Within the deep learning community there is considerable interest in neural architecture. There are convolutional networks, recurrent networks, LSTMs, GRUs, attention mechanisms, highway networks, inception networks, residual networks, fractal networks and many more. Most of these architectures can be viewed as certain feed-forward circuit topologies. Circuits are a universal model of computation. However, human programmers find it more productive to specify algorithms in high level programing languages. Presumably this applies to learning as well — learning should be easier with a higher level architecture.
Of course the deep community is aware of the relationship between neural architecture and models of computation. General “high level” architectures have been proposed. We have neural turing machines (actually random access machines), parsing architectures with stacks, and neural architectures for functional programming. There was a nice NIPS workshop on reasoning, attention and memory (RAM) addressing such fundamental architectural issues.
It seems reasonable to use classical models of computation as inspiration for neural architectures. But it is important to be aware of the large variety of classical architectural ideas. Various twentieth century discrete architectures may provide a rich source of inspiration for twenty first century differentiable architectures. Here is a list my favorite classical architectural ideas.
Mathematical Logic: Starting with the ancient Greeks, logic has been developed directly as a model of knowledge representation and thought. Mathematical logic organizes knowledge around entities and relations. Databases are closely related to predicate calculus. Logic is capable of representing knowledge in any domain of discourse. While entities and relations are central to logic, logic involves a variety of additional features such as function application, quantification, and types. Logic also provides the intellectual framework underlying mathematics. Achieving the singularity will presumably require machines to be capable of programming computers. Computer programming seems to require sound analytical (mathematical) reasoning.
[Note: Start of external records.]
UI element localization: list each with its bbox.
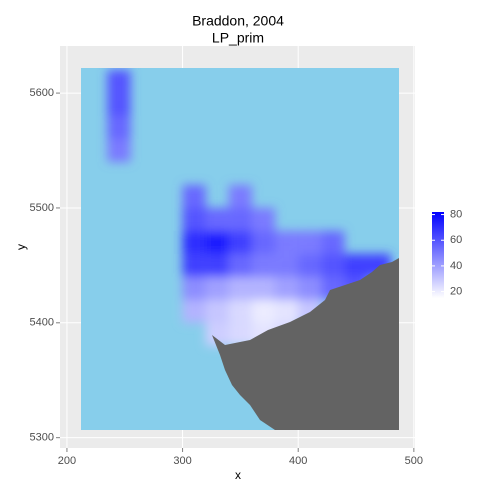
y-tick-label: 5600	[30, 87, 54, 99]
raster-cell	[228, 230, 252, 254]
raster-cell	[228, 276, 252, 300]
raster-cell	[228, 299, 252, 323]
raster-cell	[205, 230, 229, 254]
colorbar-label: 20	[450, 285, 462, 297]
raster-cell	[321, 230, 345, 254]
x-axis-label: x	[235, 468, 241, 482]
colorbar-label: 40	[450, 260, 462, 272]
raster-cell	[107, 139, 131, 163]
x-tick-label: 400	[289, 455, 307, 467]
raster-cell	[275, 253, 299, 277]
raster-cell	[182, 276, 206, 300]
raster-cell	[228, 322, 252, 346]
x-tick-label: 500	[405, 455, 423, 467]
raster-cell	[228, 184, 252, 208]
raster-cell	[107, 93, 131, 117]
land	[212, 258, 399, 430]
raster-cell	[205, 276, 229, 300]
colorbar-label: 60	[450, 234, 462, 246]
x-tick-label: 300	[173, 455, 191, 467]
raster-cell	[298, 253, 322, 277]
raster-cell	[182, 230, 206, 254]
raster-cell	[251, 299, 276, 323]
raster-cell	[182, 253, 206, 277]
raster-cell	[298, 276, 322, 300]
raster-cell	[251, 207, 276, 231]
raster-cell	[251, 253, 276, 277]
raster-cell	[107, 116, 131, 140]
chart-title: Braddon, 2004	[192, 13, 284, 29]
raster-cell	[205, 322, 229, 346]
raster-cell	[228, 253, 252, 277]
y-tick-label: 5300	[30, 432, 54, 444]
colorbar-label: 80	[450, 208, 462, 220]
y-tick-label: 5500	[30, 202, 54, 214]
raster-cell	[344, 253, 368, 277]
raster-cell	[275, 276, 299, 300]
raster-cell	[275, 299, 299, 323]
x-tick-label: 200	[58, 455, 76, 467]
raster-cell	[205, 299, 229, 323]
raster-cell	[107, 70, 131, 94]
raster-cell	[205, 207, 229, 231]
chart-subtitle: LP_prim	[212, 30, 264, 46]
raster-cell	[182, 207, 206, 231]
raster-cell	[205, 253, 229, 277]
y-tick-label: 5400	[30, 317, 54, 329]
raster-cell	[251, 276, 276, 300]
raster-cell	[182, 299, 206, 323]
raster-cell	[275, 230, 299, 254]
raster-cell	[228, 207, 252, 231]
raster-cell	[251, 230, 276, 254]
raster-cell	[298, 230, 322, 254]
colorbar	[432, 212, 444, 298]
y-axis-label: y	[14, 244, 28, 250]
raster-cell	[182, 184, 206, 208]
raster-cell	[321, 253, 345, 277]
Production Systems and Logic Programming: This style of architecture was championed by Herb Simon and Alan Newel. It is a way of making logical rules compute efficiently. I will interpret production systems fairly broadly to include various rule-based languages such as SOAR, Ops5, Prolog and Datalog. The cleanest of this family of architectures is bottom-up logic programming which has a nice relationship to general dynamic programming and is the foundation of the Dyna programming langauge. Dynamic programming algorithms can be viewed as feed-forward networks where each entry in a dynamic programming table can be viewed as a structured-output unit which computes its values form earlier units and provides its value to later units.
Inductive Logic Programming: This is a classical unification of machine learning and logic programming championed by Stephen Muggleton. The basic idea is take a set of assertions in predicate calculus (observed data) and generalize them to a “theory” (a logic program) that is consistent and that implies the data.
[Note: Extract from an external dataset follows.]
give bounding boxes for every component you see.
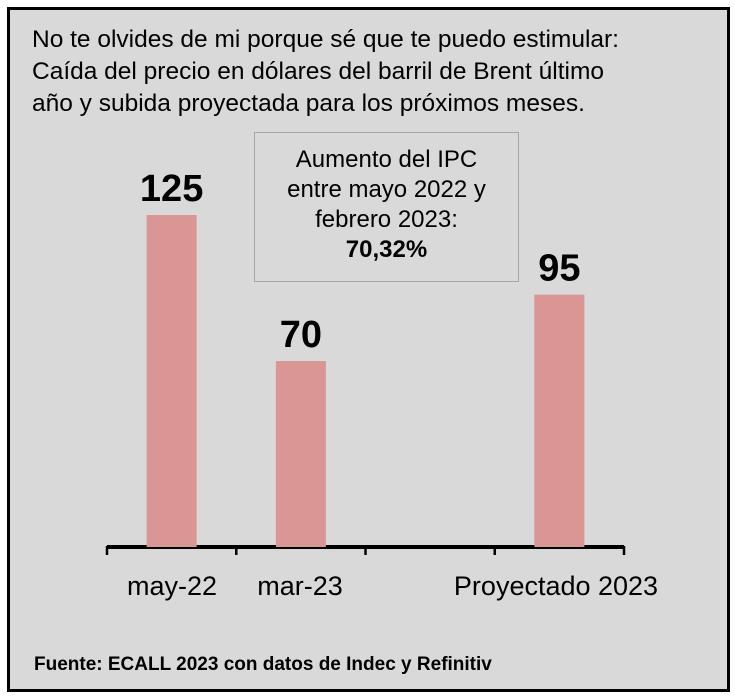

Frames, Scripts, and Object-Oriented Programming: Frames and scripts were championed as a general framework for knowledge representation by Marvin Minsky , Roger Schank, and Charles Fillmore. Frames are related to object-oriented programming in the sense that an instance of the “room frame” (or room class) has fillers for fields such as “ceiling”, “windows” and “furniture”. Frames also seem related to the ontology of mathematics. For example, a mathematical field consists of a set together with two operations (addition and multiplication) satisfying certain properties. The term “structure” has a well defined meaning in model theory (a branch of logic) which is closely related to the notion of a class instance in object-oriented programming. A specific mathematical field is a structure (in the technical sense) and is an instance of the general mathematical class of fields.
The Situation Calculus and Modal Logic: In the situation calculus statements take meaning in”situations”. A “fluent” is a mapping from situations to truth values. Actions change one situation into another. This leads to the STRIPS model of actions and planning. Situations are closely related to the possible worlds of modal logic.
Monads: Monads generalize the relationship between pure (stateless) functional programming, as in the programming language Haskel, and the more familiar effect-based programming as in C or C++ where assignment statements change the state of the computation. The mapping (or compilation) from an effect-driven program to a pure (stateless) program defines the state monad. There are different monads. The state monad treats each action as a mapping from an input state to an output state. The power set monad (or non-determinism monad) treats each action as a mapping from a set of states to a set of states. The probability monad treats each action as a mapping from a probability distribution to a probability distribution. The probability monad gives rise to probabilistic programming languages. There are also more esoteric monads such as the CPS monad which treats each action as mapping a state of the stack to a state of the stack thereby converting recursion to iteration. In a pure language such as Haskel the use of a monad to suppress a state argument typically makes code more readable. There also seem to be a relationship between the states of the common monads and the situations or possible worlds of the situation calculus and modal logic.
I believe that human learning is based on a differentiable universal learning architecture and that domain specific priors are not required. But it is unclear how elaborate the general architecture is. It seems worth considering the above list of classical architectural ideas and the possibility that these discrete architectures can be made differentiable.